Зашел мой отец и подошел к холодильнику: – Хочешь пива, Вик? – предложил он, вынимая охлажденное Weihenstephaner.
– Ты же знаешь, я не пью, – сказал я со вздохом.
– Да, правда…
После тирады против алкоголя, которую я позволил себе, было бы весьма лицемерным пропустить бутылочку вайского, но, с другой стороны, отказаться от хорошего пива после всего мною пережитого?.. И кто знает, что еще мне предстоит!
– А знаешь, давай!
Я принес бокалы и открыл бутылку зажигалкой, самым известным способом, – хлопок от пробки при этом звучит громче.
Легкий дымок ароматного ферментированного хмеля заструился вверх. Я разлил золотистый напиток по бокалам, и мы чокнулись.
Вспомнить бы, когда в последний раз я пил спиртное. И хотя в целом у меня искреннее отвращение к алкоголю, все же от первого глотка хмельного я получаю истинное удовольствие, ощущая, как дрожжевой вкус смягчает засевшую в голове горечь.
Не выпуская бокала, мой отец осторожно посмотрел на меня, потом тихо произнес зловещее «Хантингтон».
– Четыре года, это правда?
– Так говорит доктор, – подтвердил я.
– Докторá! – простонал папа. – Они сказали твоему дедушке, что у него остался год… рак. А он прожил больше двадцати!
– Да, помню, ты мне рассказывал.
– И ты проживешь больше двадцати, Вик.
– Хмм, надеюсь…
– Конечно же, проживешь, – подбодрил меня отец. – Как же он тебя называл‑то?
– Ну, не знаю, не так много…
– Казак, – прервал он меня, слегка повышая голос. – Виктор – казак! Так всегда называл тебя твой дедушка!
– Что же теперь будет? Они собираются оперировать тебя или?.. – неожиданно вмешалась мама.
– Мам, это генетическое и не поддается никакому лечению, – вяло и с неохотой повторил я слова Кокса.
В этот момент наши с Несс взгляды встретились; она пыталась что‑то добавить, но мой отец опередил ее:
– Они же не собираются сидеть на задницах и ничего не делать, верно?
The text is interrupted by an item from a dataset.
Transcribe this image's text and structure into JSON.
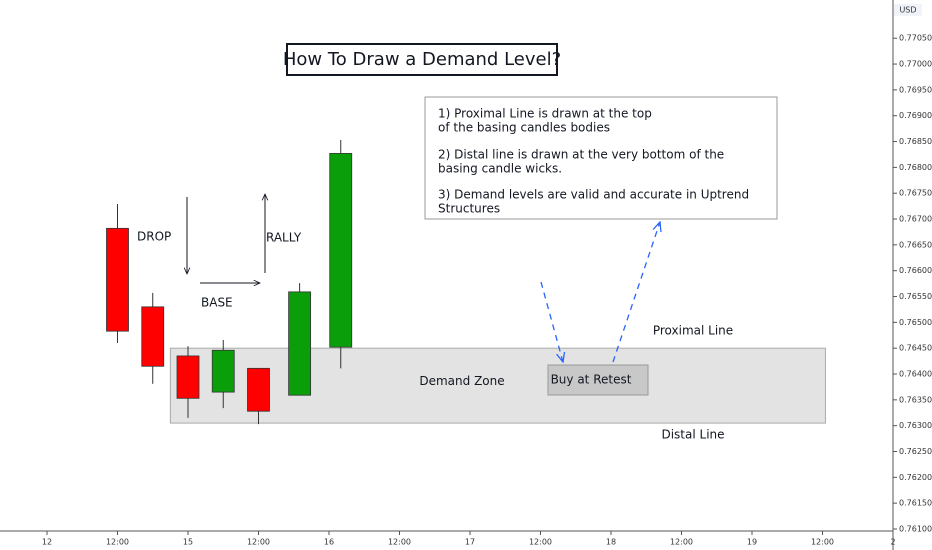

– Мне могут назначить только то, что помогает против симптомов, – вздохнул я, глядя в свой бокал. – Паллиатив, как они называют.
– И это все? – простонал он.
– Да, это все, что они могут сделать.
– Нет, не все, – в разговор вмешалась Несс. – Я читала в интернете об экспериментальном лечении… Я не всё знаю об этом, но есть реальный шанс для излечения, – продолжала она с энтузиазмом.
Хотя я испытываю скептицизм ко всем, кто произносит слова «я читал в интернете», Несс не была среди них. Более того, я помню, что доктор упоминал нечто в том же духе.
– Ну, да, доктор сказал, что есть надежда на излечение в будущем, – признался я, сгибая пальцы.
Это было именно то подтверждение, которое она хотела услышать. В то время как я был довольно небрежен с призрачным «возможно», Несс думала иначе.
Ее глаза засветились и слегка расширились от возбуждения. То, как она сжала губы в уверенной, дерзкой улыбке, означало, что она загорелась надеждой.
– Когда ты идешь в больницу? Я имею в виду, на проверку, – спросила Несс.
– Через месяц, но я еще не успел назначить точную дату и забрать лекарства, которые прописал доктор.
При упоминании слова «лекарства» моя мать пришла в отчаяние.
– Господи! – воскликнула она, опрокинув бокал. – Только не эти проклятые наркотики снова! – Мама не замечала капающее на пол вино.
– Замолчи, Мария! Ты всегда говоришь глупости, когда выпьешь! – досадовал мой отец.
– Это правда, и вы знаете, что они не помогают! Это яд! Они просто экспериментируют на нас! Кто знает, черт возьми, что они кладут в эту химию? – выпалила она, пристально глядя на фотографию моей сестры на обеденном столе.